The Chicago Tribune explains, “The deal would be structured as a tax inversion, which could see a more favorable treatment for Burger King’s foreign profits and create the third-largest global quick-service restaurant player .” The Tribune also reports that both Tim Horton’s and Burger King have enjoyed spikes in their shares after the news got out that they were in talks about a merger. On the New York Stock exchange, Tim Horton’s shares were up almost 20%, and Burger Kings were up over 17%.

Many Frown on the King for Jumping Ship

Not everyone is happy about Burger King skipping town. According to The Blaze, White House Press Secretary Josh Earnest stated, “The president doesn’t believe that a company simply switching their citizenship to avoid paying their fair share in U.S. taxes is good policy. It certainly isn’t fair to the millions of middle class families in this country that don’t have that option.
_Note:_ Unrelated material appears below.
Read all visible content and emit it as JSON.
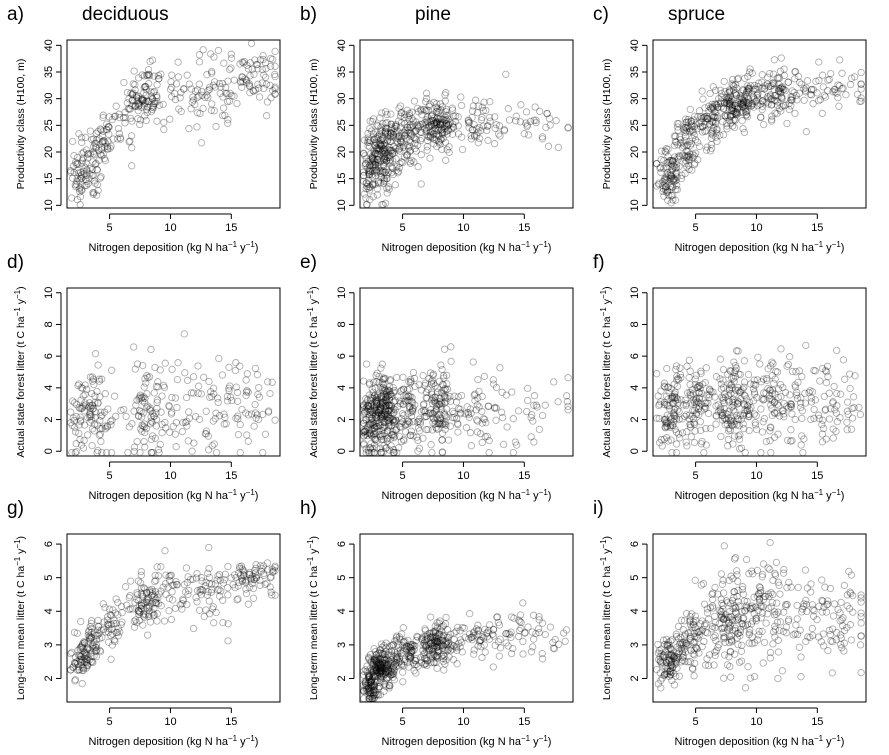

The reason it’s not fair – again – not speaking about any transaction [in particular] – the reason it’s not fair that companies that would consider an inversion continue to benefit from all of the resources of the United States, the United States government and other assets that are funded by taxpayer dollars. So companies that are based in the U.S. continue to benefit from the infrastructure that we have in this country.” Some citizens agree.

Not only is the Obama Administration in a tizzy, but Burger King is also facing flack from the public over its decision. As Huffington Post explains,”Burger King is getting whopped over its plan to avoid U.S. taxes by fleeing to Canada. People flooded the fast-food chain’s Facebook page on Monday with threats of a boycott after the company announced talks to merge with Canadian coffee and doughnut chain Tim Hortons. ‘Move to Canada to avoid paying taxes and I will never darken the door of a Burger King again,’ Mike Gee, of Magnolia, Arkansas, wrote in a comment. ‘Does corporate greed in this country ever end?'” Burger King is not alone.

Walgreens Backs Out to Appease Public

In April, Walgreens was thinking of relocating to Europe to avoid the burden of US taxes. Public outcry was so loud, however, that the CEO decided leaving was not in the company’s best interest. According to the Chicago Tribune “Walgreen’s decision to maintain its tax domicile in the United States ends months of speculation and a steady drumbeat of criticism of the company from activists, unions and politicians, including President Barack Obama, for considering moving its headquarters overseas. Public backlash to Walgreen weighing reincorporating either in the United Kingdom or Switzerland played a role in its decision to remain in the U.S., Walgreen said.”

So which is it? Do you think it’s fair for corporations to leave the US in order to avoid huge taxes? Or do you see it as a triumphant way for them to get back at a government gone bad? Is this the Boston Tea party, only bigger? You decide. Comments welcome below.